An Indonesia vessel after taking exports across the Pacific. Source: Wikimedia
The Indonesian central bank has cut its benchmark interest rate for the fourth time during 2016, indicating its willingness to back growth despite choppy financial waters.
Governor Agus Martowardojo and his board have sliced the reference rate by 25 basis points to 6.5 per cent after financial markets closed this Thursday.
The bank’s communications boss Tirta Segara said it was hoped the latest rate cut would speed up growth across the economy, which was still expanding at its slowest pace since the global financial meltdown.
“This cut is expected to strengthen domestic demand to further improve economic growth, while maintaining broader economic stability amid a weak global economy,” Segara announced.
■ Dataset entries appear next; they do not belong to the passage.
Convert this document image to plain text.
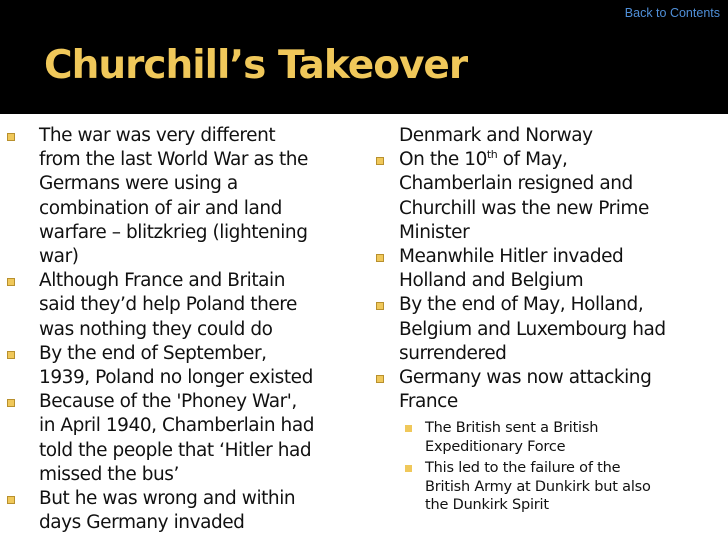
Back to Contents
Churchill’s Takeover
The war was very different
from the last World War as the
Germans were using a
combination of air and land
warfare – blitzkrieg (lightening
war)
Although France and Britain
said they’d help Poland there
was nothing they could do
By the end of September,
1939, Poland no longer existed
Because of the 'Phoney War',
in April 1940, Chamberlain had
told the people that ‘Hitler had
missed the bus’
But he was wrong and within
days Germany invaded
Denmark and Norway
On the 10th of May,
Chamberlain resigned and
Churchill was the new Prime
Minister
Meanwhile Hitler invaded
Holland and Belgium
By the end of May, Holland,
Belgium and Luxembourg had
surrendered
Germany was now attacking
France
The British sent a British
Expeditionary Force
This led to the failure of the
British Army at Dunkirk but also
the Dunkirk Spirit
Jakarta is easing rates again following a drop in the inflation rate to its lowest level in more than six years in May. With uncertainty surrounding Europe with the British referendum on June 23 and the US interest rates, Bank Indonesia is looking for ways to bolster risk aversion.
The financial authorities have eased macro-prudential limits to boost lending, increasing the minimum loan-to-funding ratio to 80 per cent from 78 per cent, relaxed rules on property deals and cut the minimum deposit required to buy a home.
A Bank Indonesia statement said: “Economic recovery in Europe is going moderately and shadowed by risk of Brexit, which has the potential to add tension to global financial markets.”
“Growth is slower and inflation is expected to stay subdued,” said Euben Paracuelles, an economist with Nomura Singapore. The Federal Reserve’s indication it would “delay hikes is a big policy consideration,” he added. “This gave Bank Indonesia the opportunity to deliver a rate cut.”
The central bank has also cut its seven-day reverse repo-rate, set to become the benchmark interest rate in two month, by 25 basis points to 5.25 per cent.
The archipelago’s inflation is forecast to reach the midpoint of the 3-per-cent to 5-per-cent target by the end of 2016, Bank Indonesia announced. It forecast the economy would probably expand by around 5 per cent in the second quarter, compared with 4.9 per cent in the previous three months.
Juda Agung, the central bank’s executive director of monetary policy, told the media that the outlook for the second quarter remained under pressure because of weak private investment from non-construction industries.
“Easing might not be done going forward, but essentially speaking, Bank Indonesia’s stance is accommodative,” Agung added. “Because the easing move today is big, both on the monetary and macro-prudential sides, but essentially, our stance currently remains accommodative.”